Я опускаю глаза: эта фраза в устах старика просто умилительна.

– Не знаю. Завтра.

– Будьте любезны, условьтесь с моей секретаршей. Он степенно провожает меня до двери, поддерживая под локоть и осторожно направляя на поворотах, словно мы идем не по ковру, а по минному полю.

– Я наслышан о вас, месье Шавру. Вы скоро станете символом новой культурной политики нашего города.

Возвращаюсь по сводчатому коридору в приемную и, не глядя на секретаршу, направляюсь к выходу.

– Минутку, месье.

Она кладет трубку.

– Будьте добры, оставьте мне ваши платежные реквизиты. Или вашего фонда. И вот еще: прочтите, пожалуйста… Типовой бланк заказа от муниципального комитета по делам молодежи и спорта…

Видя мое оторопелое лицо, она уточняет:

– Изобразительные искусства в его ведении.

Я стою у кладбищенских ворот. Чего ты от меня хочешь, Адриенна? Чтобы я вычеркнул из своей жизни прошлое? Забыл о невезении, длившемся тридцать лет, и прижился в благодатной почве, куда ты пытаешься меня пересадить? Перестал любить тех, кого не стало, даже и тебя? Посвятил себя нашему сыну, новой, только начинающейся жизни, привык к этой пустыне, в которой ты предлагаешь мне нежиться на солнышке? Я запутался, Адриенна. Запутался вконец. Ты говоришь: у нас есть дом, возвращайся туда; но дом для меня – это твоя могила. Пусти меня к себе на пару минут, задержи этого сторожа, который направляется ко мне и спустя мгновение скажет, что уже шесть часов. Сам знаю, что шесть. Я тоже закрываюсь и ухожу. Я окончательно перестал понимать, что со мной происходит, Адриенна, и в этом захлестнувшем меня потоке чудес есть что-то такое… что-то оскорбительное, жалкое. Ну да. Как будто ты хочешь посмеяться над моей болью, моей бедой. Не лучший способ вернуть меня в этот мир, знаешь ли.

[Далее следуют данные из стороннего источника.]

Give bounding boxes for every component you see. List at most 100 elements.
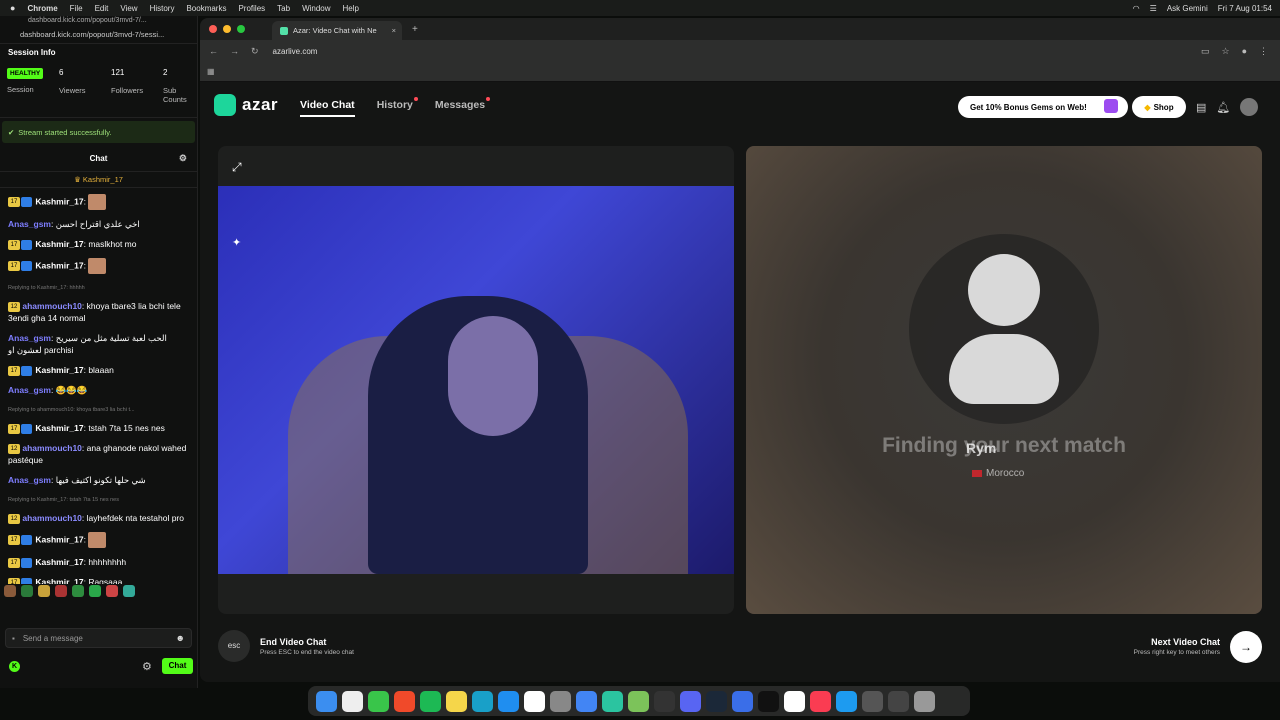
chat-message[interactable]: Replying to Kashmir_17: hhhhh 12 ahammouc…	[8, 282, 189, 324]
url-field[interactable]: azarlive.com	[273, 47, 318, 56]
cast-icon[interactable]: ▭	[1201, 46, 1210, 57]
davinci-icon[interactable]	[862, 690, 883, 712]
chat-username[interactable]: Kashmir_17	[35, 365, 83, 375]
chat-message[interactable]: 12 ahammouch10: ana ghanode nakol wahed …	[8, 442, 189, 466]
chat-username[interactable]: ahammouch10	[22, 443, 82, 453]
chat-message[interactable]: 17 Kashmir_17: blaaan	[8, 364, 189, 376]
brave-icon[interactable]	[394, 690, 415, 712]
kick-logo-icon[interactable]: K	[9, 660, 20, 672]
menu-edit[interactable]: Edit	[95, 4, 109, 13]
user-settings-icon[interactable]: ⚙	[179, 153, 187, 164]
apps-grid-icon[interactable]: ▦	[207, 67, 215, 76]
control-center-icon[interactable]: ☰	[1150, 4, 1157, 13]
profile-icon[interactable]: ●	[1242, 46, 1247, 57]
menu-file[interactable]: File	[70, 4, 83, 13]
chat-settings-icon[interactable]: ⚙	[142, 660, 152, 673]
send-message-input[interactable]: ▪ Send a message ☻	[5, 628, 192, 648]
chat-username[interactable]: ahammouch10	[22, 513, 82, 523]
menu-bookmarks[interactable]: Bookmarks	[186, 4, 226, 13]
chat-username[interactable]: Kashmir_17	[35, 239, 83, 249]
chat-message[interactable]: 17 Kashmir_17:	[8, 532, 189, 548]
menu-tab[interactable]: Tab	[277, 4, 290, 13]
azar-logo[interactable]: azar	[214, 94, 278, 116]
nav-history[interactable]: History	[377, 97, 418, 111]
chat-send-button[interactable]: Chat	[162, 658, 193, 674]
emote-icon[interactable]	[21, 585, 33, 597]
menu-app-name[interactable]: Chrome	[27, 4, 57, 13]
popout-url[interactable]: dashboard.kick.com/popout/3mvd-7/sessi..…	[0, 26, 197, 44]
user-avatar[interactable]	[1240, 98, 1259, 116]
chat-message[interactable]: 17 Kashmir_17: maslkhot mo	[8, 238, 189, 250]
discord-icon[interactable]	[680, 690, 701, 712]
app-icon[interactable]	[732, 690, 753, 712]
emote-icon[interactable]	[38, 585, 50, 597]
shop-button[interactable]: ◆ Shop	[1132, 96, 1186, 118]
new-tab-icon[interactable]: +	[412, 24, 418, 35]
chat-message[interactable]: Replying to Kashmir_17: tstah 7ta 15 nes…	[8, 494, 189, 524]
trash-icon[interactable]	[914, 690, 935, 712]
expand-icon[interactable]: ⤢	[232, 160, 242, 175]
chat-message[interactable]: 17 Kashmir_17:	[8, 258, 189, 274]
maps-icon[interactable]	[628, 690, 649, 712]
github-icon[interactable]	[654, 690, 675, 712]
chat-username[interactable]: Anas_gsm	[8, 385, 51, 395]
chat-message[interactable]: Anas_gsm: الحب لعبة تسلية مثل من سيريح ل…	[8, 332, 189, 356]
menu-history[interactable]: History	[150, 4, 175, 13]
menu-help[interactable]: Help	[343, 4, 359, 13]
chat-username[interactable]: Anas_gsm	[8, 219, 51, 229]
minimize-window-button[interactable]	[223, 25, 231, 33]
app-store-icon[interactable]	[498, 690, 519, 712]
apple-icon[interactable]: ●	[10, 3, 15, 13]
chat-username[interactable]: ahammouch10	[22, 301, 82, 311]
music-icon[interactable]	[810, 690, 831, 712]
emote-icon[interactable]	[72, 585, 84, 597]
chat-username[interactable]: Kashmir_17	[35, 423, 83, 433]
finder-icon[interactable]	[316, 690, 337, 712]
steam-icon[interactable]	[706, 690, 727, 712]
notes-icon[interactable]	[446, 690, 467, 712]
emoji-picker-icon[interactable]: ☻	[176, 633, 185, 643]
menu-view[interactable]: View	[120, 4, 137, 13]
activity-icon[interactable]	[472, 690, 493, 712]
menu-window[interactable]: Window	[302, 4, 330, 13]
emote-bar[interactable]	[4, 584, 193, 598]
bonus-gems-banner[interactable]: Get 10% Bonus Gems on Web!	[958, 96, 1128, 118]
emote-icon[interactable]	[123, 585, 135, 597]
next-video-chat[interactable]: Next Video Chat Press right key to meet …	[1134, 637, 1220, 656]
safari-icon[interactable]	[836, 690, 857, 712]
end-video-chat[interactable]: End Video Chat Press ESC to end the vide…	[260, 637, 354, 656]
chat-message[interactable]: 17 Kashmir_17: Ragsaaa	[8, 576, 189, 584]
messages-icon[interactable]	[368, 690, 389, 712]
forward-icon[interactable]: →	[230, 46, 239, 57]
next-arrow-button[interactable]: →	[1230, 631, 1262, 663]
chat-username[interactable]: Anas_gsm	[8, 333, 51, 343]
downloads-icon[interactable]	[888, 690, 909, 712]
notion-icon[interactable]	[524, 690, 545, 712]
magic-wand-icon[interactable]: ✦	[232, 236, 241, 249]
esc-button[interactable]: esc	[218, 630, 250, 662]
more-menu-icon[interactable]: ⋮	[1259, 46, 1268, 57]
bookmark-star-icon[interactable]: ☆	[1221, 46, 1229, 57]
chat-message[interactable]: Replying to ahammouch10: khoya tbare3 li…	[8, 404, 189, 434]
emote-icon[interactable]	[4, 585, 16, 597]
chrome-icon[interactable]	[576, 690, 597, 712]
close-tab-icon[interactable]: ×	[392, 26, 396, 35]
menu-profiles[interactable]: Profiles	[238, 4, 265, 13]
emote-icon[interactable]	[55, 585, 67, 597]
facetime-icon[interactable]	[602, 690, 623, 712]
maximize-window-button[interactable]	[237, 25, 245, 33]
wifi-icon[interactable]: ◠	[1133, 4, 1140, 13]
capcut-icon[interactable]	[784, 690, 805, 712]
chat-username[interactable]: Kashmir_17	[35, 557, 83, 567]
chat-message[interactable]: 17 Kashmir_17: hhhhhhhh	[8, 556, 189, 568]
chat-username[interactable]: Kashmir_17	[35, 534, 83, 544]
tiktok-icon[interactable]	[758, 690, 779, 712]
spotify-icon[interactable]	[420, 690, 441, 712]
chat-username[interactable]: Kashmir_17	[35, 196, 83, 206]
launchpad-icon[interactable]	[342, 690, 363, 712]
settings-icon[interactable]	[550, 690, 571, 712]
reload-icon[interactable]: ↻	[251, 46, 259, 57]
ask-gemini-button[interactable]: Ask Gemini	[1167, 4, 1208, 13]
back-icon[interactable]: ←	[209, 46, 218, 57]
chat-messages[interactable]: 17 Kashmir_17: Anas_gsm: اخي علدي اقتراح…	[0, 188, 197, 584]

Я лгал себе, любимая. Я нас обоих морочил. Этот ребенок, чужой ребенок, которого я тебя заставил выносить, – судя по всему, он мне теперь не нужен. Он убил тебя, Адриенна. И пусть он вырастет похожим на тебя, пусть он – все, что осталось на земле от тебя, пусть в нем ты существуешь более полно, чем в прахе, лежащем под могильной плитой, – это ничего не меняет. Своим появлением на свет он убил тебя, и виноват в происшедшем я. Как мне жить с этой мыслью? Меня не назовешь ни особенно мужественным, ни беспечным, ни забывчивым. Я умею быть верным, только и всего. И моя жизнерадостность, вводившая в заблуждение окружающих, больше не вернется, я знаю. Так не мешай же мне. Пока все, что связано с тобой, еще близко, горячо, еще легко. Позволь мне зажмуриться, медленно вдохнуть, дождаться, когда из-за поворота послышится шум грузовика, и шагнуть к тебе.